RIVOLUZIONE MODULARE
Adattabilità, mobilità, sostenibilità sono i principi-guida dell’architetto americano Jennifer Siegal, vincitrice di ArcVision Women and Architecture 2016 promosso da Italcementi per premiare ‘visionarie’ in tutto il mondo
«È evidente che la tecnologia ha cambiato radicalmente il nostro modo di vivere, di vedere il mondo, di interagire con persone e cose. Così come che la costruzione degli edifici e la progettazione degli spazi siano legati a idee antiquate che devono essere aggiornate a un quotidiano connesso e all’economia della condivisione. Adattabilità, mobilità, sostenibilità sono indispensabili per disegnare le abitazioni del prossimo futuro». A parlare è Jennifer Siegal, 50 anni, californiana che col suo OMD (Office of Mobile Design) progetta case belle, responsabili e sostenibili secondo i concetti di portabilità, adattamento e riutilizzo. «Ma l’idea non è nuova», dice l’architetto californiano.«Nel 1910 in Italia, i Futuristi Marinetti e Sant’Elia teorizzavano un’architettura non più monumentale ma transitoria, caratterizzata da velocità e movimento, negli anni ’60 e ‘70 il gruppo Archigram a Londra, i metabolisti in Giappone e AntFarm in America lavoravano all’idea di abitazioni mobili, gonfiabili, trasportabili contro l’idea di un’architettura pesante e statica che non si adattava più alle esigenze dell’uomo e della società. Negli anni ’90 l’avvento delle nuove tecnologie e il cambiamento della comunicazione mi hanno spinto a trasformare teorie e visioni in realtà».
I tempi sono quindi maturi per un’architettura sociale, più umana, bella e sostenibile?
«Grazie al fatto che le donne hanno raggiunto importanti riconoscimenti e posizioni di potere dando voce al loro pensiero e visione del mondo, sta prendendo forma un modo di intendere il lavoro, la famiglia, le relazioni, l’economia che tratteggia il disegno di una società, e di un’architettura differenti. Il ruolo dell’abitazione sta cambiando. Viviamo in un mondo “responsive”, abbiamo a diposizione materiali intelligenti, riciclabili o rinnovabili, che si adattano alle condizioni ambientali. Strumenti e tecnologie, come la stampa 3D, influiscono sulla semplificazione e l’accessibilità dei processi produttivi. Non abbiamo più bisogno di vivere in spazi grandi perché le nostre memorie sono immagazzinate online e la tecnologia ci permette di lavorare ovunque. Ha senso pensare che anche gli edifici diventino reattivi e adattivi. L’architettura in cui viviamo non è quella del XXI secolo. Non sto parlando di radere al suolo e ricostruire da zero ma approcciare diversamente la costruzione di nuovi edifici, la questione della proprietà privata e dello spazio pubblico. L’idea di un’economia sociale basata sulla condivisione diminuisce costi e bisogno di spazio; gli edifici che costruisco, sfruttando il posizionamento sul territorio e la razionalizzazione degli spazi, hanno risparmi elevati rispetto a quelli convenzionali.

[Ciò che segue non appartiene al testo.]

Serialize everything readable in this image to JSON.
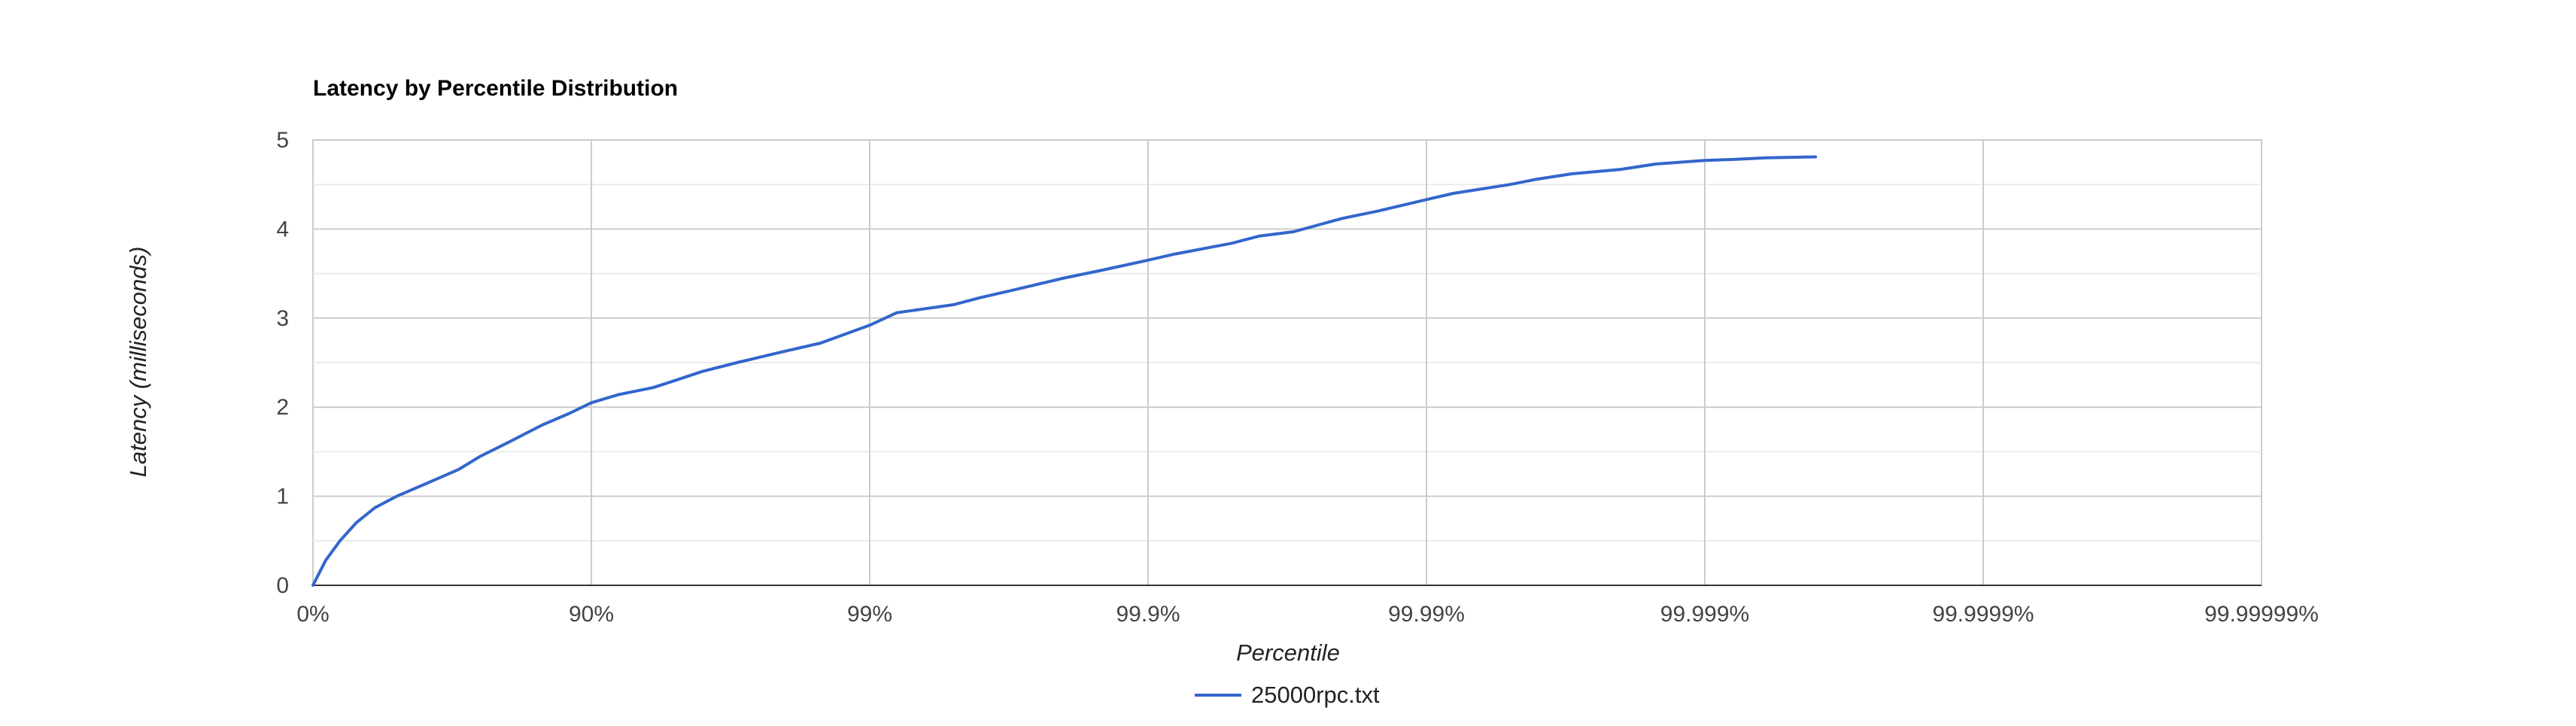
{
  "chart_data": {
    "type": "line",
    "title": "Latency by Percentile Distribution",
    "xlabel": "Percentile",
    "ylabel": "Latency (milliseconds)",
    "x_scale": "log-inverse-percentile",
    "x_ticks": [
      "0%",
      "90%",
      "99%",
      "99.9%",
      "99.99%",
      "99.999%",
      "99.9999%",
      "99.99999%"
    ],
    "y_ticks": [
      "0",
      "1",
      "2",
      "3",
      "4",
      "5"
    ],
    "ylim": [
      0,
      5
    ],
    "grid": true,
    "legend": {
      "position": "bottom",
      "entries": [
        "25000rpc.txt"
      ]
    },
    "series": [
      {
        "name": "25000rpc.txt",
        "color": "#3366cc",
        "x": [
          0,
          10,
          20,
          30,
          40,
          50,
          60,
          70,
          75,
          80,
          85,
          88,
          90,
          92,
          94,
          95,
          96,
          97,
          98,
          98.5,
          99,
          99.2,
          99.5,
          99.6,
          99.7,
          99.8,
          99.85,
          99.9,
          99.92,
          99.95,
          99.96,
          99.97,
          99.98,
          99.985,
          99.99,
          99.992,
          99.995,
          99.996,
          99.997,
          99.998,
          99.9985,
          99.999,
          99.9992,
          99.9994,
          99.9996
        ],
        "y": [
          0,
          0.28,
          0.5,
          0.7,
          0.87,
          1.0,
          1.13,
          1.3,
          1.45,
          1.6,
          1.8,
          1.93,
          2.05,
          2.14,
          2.22,
          2.3,
          2.4,
          2.5,
          2.63,
          2.72,
          2.92,
          3.06,
          3.15,
          3.23,
          3.32,
          3.45,
          3.53,
          3.65,
          3.72,
          3.84,
          3.92,
          3.97,
          4.12,
          4.2,
          4.33,
          4.4,
          4.5,
          4.56,
          4.62,
          4.67,
          4.73,
          4.77,
          4.78,
          4.8,
          4.81
        ]
      }
    ]
  }
}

La casa che ho appena terminato a Venice, la mia, è una struttura verticale che è stata trasportata da una gru ed è perfetta per le città ad alta densità di popolazione. A Milano, per esempio, si potrebbe costruire sui tetti, con il solo impiego di una gru si potrebbero creare abitazioni senza ricorrere all’occupazione di nuovi spazi. I vecchi edifici convivrebbero con i nuovi». Quanto ha influito essere donna nel definire questa idea di architettura e cosa significa per lei questo riconoscimento adesso?
«Non è un grande ego a guidarmi ma il rispetto per le opinioni degli altri anche quando sono sbagliate. Tattilità e materia hanno per me grande importanza come la convinzione che i grandi cambiamenti nell’architettura coincidono con l’avvento di nuove tecnologie e nuovi materiali. Avere ricevuto l’ArcVision Prize nel momento in cui Hillary Clinton potrebbe essere il primo presidente donna della storia e Zaha Hadid ci ha lasciati, cambiando radicalmente il modo di pensare e fare architettura, ha un grande significato.”